Based on the tokenized text, the character offsets are calculated for each token. You can also test this by running the following example, which will produce (text, start_token, end_token) tuples:

[(token.text, token.idx, token.idx + len(token.text)) for token in doc]

Using your example text, this correctly produces the following values for "YouTube TV". So "start": 175, "end": 185 should also correctly map to those two tokens :thinking:

('YouTube', 175, 182), ('TV', 183, 185)

I also just tested it manually with this bare-bones example, and it worked for me:

from prodigy.components.preprocess import add_tokens
import en_core_web_sm

nlp = en_core_web_sm.load()
text = " The upstart streaming service, which is primarily geared for sports fans, has an uphill climb against deep-pocketed competitors marketing cable alternatives to cord-cutters: YouTube TV, Hulu Live and Sony's PlayStation Vue."
stream = [{'text': text, 'spans': [{'start': 175, 'end': 185}]}]
new_stream = add_tokens(nlp, stream)
print(list(new_stream))

As a workaround, you could also try setting the "token_start" and "token_end" values manually, for example:

{"start": 176, "end": 185, "token_start": 31, "token_end": 32, ...}

That's a good idea – we could add a skip keyword argument to the add_tokens pre-processor that lets you skip the example instead of raising the error.

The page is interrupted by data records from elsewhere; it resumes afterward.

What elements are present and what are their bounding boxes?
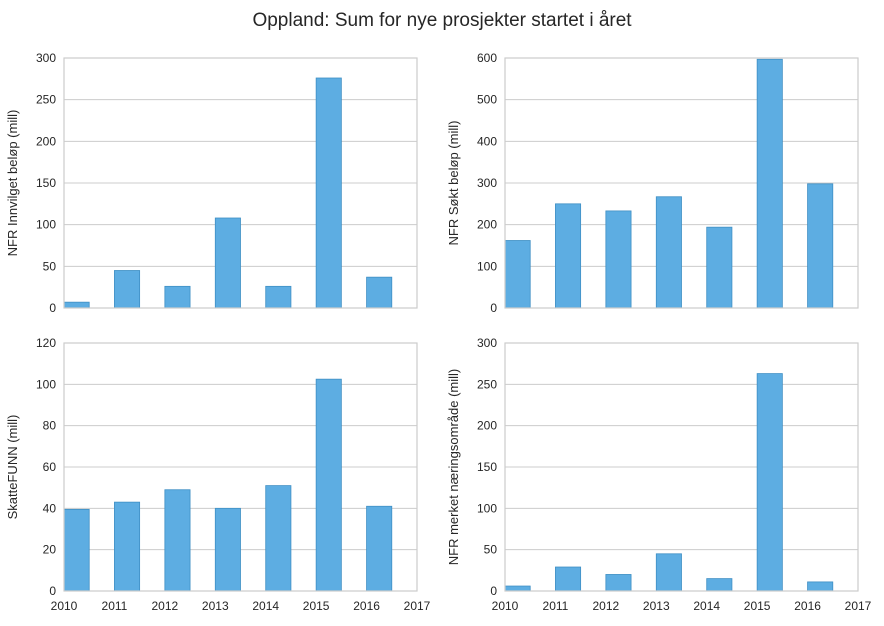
bar-2010: [504, 585, 531, 592]
x-tick-label: 2010: [492, 599, 519, 613]
bar-2011: [114, 501, 141, 592]
subplot-4: 0 50 100 150 200 250 300 2010 2011 2012 2013 2014 20…: [446, 336, 872, 613]
y-tick-label: 40: [43, 501, 57, 515]
axes-frame: [63, 342, 418, 592]
x-tick-label: 2017: [404, 599, 431, 613]
y-tick-label: 80: [43, 419, 57, 433]
y-tick-label: 150: [477, 460, 497, 474]
y-axis-label: NFR Søkt beløp (mill): [446, 121, 461, 246]
bar-2014: [265, 485, 292, 592]
x-tick-label: 2016: [353, 599, 380, 613]
bar-2010: [63, 508, 90, 592]
bar-2013: [655, 553, 682, 592]
y-tick-label: 0: [490, 584, 497, 598]
x-tick-label: 2015: [744, 599, 771, 613]
bar-2015: [756, 58, 783, 309]
x-tick-label: 2017: [845, 599, 872, 613]
x-tick-label: 2015: [303, 599, 330, 613]
bar-2015: [315, 77, 342, 309]
y-tick-label: 250: [477, 377, 497, 391]
x-tick-label: 2011: [543, 599, 569, 613]
y-tick-label: 300: [477, 336, 497, 350]
y-tick-label: 50: [484, 543, 498, 557]
bar-2015: [756, 373, 783, 592]
y-tick-label: 100: [477, 501, 497, 515]
bar-2015: [315, 378, 342, 592]
y-tick-label: 120: [36, 336, 56, 350]
bar-2011: [555, 566, 582, 592]
subplot-2: 0 100 200 300 400 500 600 NFR Søkt beløp (mill): [446, 51, 859, 315]
x-tick-label: 2013: [643, 599, 670, 613]
bar-2011: [114, 270, 141, 309]
bar-2010: [504, 240, 531, 309]
x-tick-label: 2013: [202, 599, 229, 613]
bar-2014: [706, 578, 733, 592]
x-tick-label: 2014: [252, 599, 279, 613]
x-tick-label: 2016: [794, 599, 821, 613]
bar-2016: [366, 505, 393, 592]
y-tick-label: 100: [36, 377, 56, 391]
x-tick-label: 2010: [51, 599, 78, 613]
y-tick-label: 300: [477, 176, 497, 190]
y-tick-label: 200: [477, 419, 497, 433]
bar-2014: [265, 285, 292, 309]
bar-2011: [555, 203, 582, 309]
bar-2010: [63, 301, 90, 309]
y-tick-label: 500: [477, 93, 497, 107]
x-tick-label: 2011: [102, 599, 128, 613]
y-tick-label: 60: [43, 460, 57, 474]
bar-2014: [706, 226, 733, 309]
y-tick-label: 0: [490, 301, 497, 315]
y-tick-label: 100: [477, 259, 497, 273]
y-tick-label: 20: [43, 543, 57, 557]
y-tick-label: 200: [36, 134, 56, 148]
y-tick-label: 50: [43, 259, 57, 273]
y-tick-label: 0: [49, 584, 56, 598]
y-axis-label: SkatteFUNN (mill): [5, 415, 20, 520]
bar-2016: [807, 581, 834, 592]
subplot-1: 0 50 100 150 200 250 300 NFR Innvilget beløp (m…: [5, 51, 418, 315]
y-tick-label: 400: [477, 134, 497, 148]
figure-title: Oppland: Sum for nye prosjekter startet …: [252, 10, 632, 31]
y-tick-label: 250: [36, 93, 56, 107]
y-tick-label: 300: [36, 51, 56, 65]
x-tick-label: 2012: [152, 599, 179, 613]
y-tick-label: 0: [49, 301, 56, 315]
x-tick-label: 2012: [593, 599, 620, 613]
bar-2016: [807, 183, 834, 309]
subplot-3: 0 20 40 60 80 100 120 2010 2011 2012 2013 2014 2015 2…: [5, 336, 431, 613]
axes-frame: [504, 342, 859, 592]
bar-2012: [605, 574, 632, 592]
bar-2012: [164, 285, 191, 309]
y-tick-label: 100: [36, 218, 56, 232]
bar-2013: [214, 507, 241, 592]
y-tick-label: 200: [477, 218, 497, 232]
y-tick-label: 150: [36, 176, 56, 190]
bar-2013: [214, 217, 241, 309]
y-axis-label: NFR Innvilget beløp (mill): [5, 110, 20, 257]
y-axis-label: NFR merket næringsområde (mill): [446, 369, 461, 565]
bar-2016: [366, 276, 393, 309]
bar-2012: [605, 210, 632, 309]
bar-2013: [655, 196, 682, 309]
y-tick-label: 600: [477, 51, 497, 65]
axes-frame: [63, 57, 418, 309]
axes-frame: [504, 57, 859, 309]
x-tick-label: 2014: [693, 599, 720, 613]
bar-2012: [164, 489, 191, 592]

Here is the whole error message:

File "cython_src/prodigy/components/preprocess.pyx", line 90, in add_tokens
ValueError: Mismatched tokenization. Can't resolve span to token index 175. This can happen if your data contains pre-set spans. Make sure that the spans match spaCy's tokenization or add a 'tokens' property to your task. 

{'start': 175, 'end': 185, 'text': 'YouTube TV', 'rank': 1, 'label': 'PRODUCT', 'score': 0.3231683859, 'source': 'core_web_sm', 'input_hash': -2121127423, 'answer': 'accept'}

And yes your example works fine :confused:

Thanks for the update – I think I found the problem. It looks like there’s be a bug in the split_sentences pre-processor that doesn’t overwrite the pre-set spans correctly if one there are no spans within one sentence. This will be fixed in the next release – sorry about that!

Since spaCy splits your example text into two sentences (on the “:”), it fails to map the stray spans to the respective tokens in the first sentence and complains. If your dataset doesn’t contain long texts, a simple workaround for now could be to comment out the following line in ner.make-gold:

stream = split_sentences(nlp, stream)

Yes you’re right the problem comes from split_sentences.

I’m almost certain that this example comes from a text that has been splitted using the same split_sentences… but maybe it was with another model

This issue should be fixed in v1.4.0, which we just released! You can now also disable sentence segmentation in all relevant recipes by setting --unsegmented on the command line.

You can also define a split_sents_threshold in your prodigy.json, which is the minimum character length a text needs to have to be segmented into sentences (if possible). This lets you implement your own segmentation logic, while at the same time having a fallback in place in case a very long example splits through. (Otherwise, this would have a significant impact on the beam search logic used in the active learning-powered recipes.) For example, "split_sents_threshold": 5000 would tell Prodigy to only try and split texts with more than 5000 characters.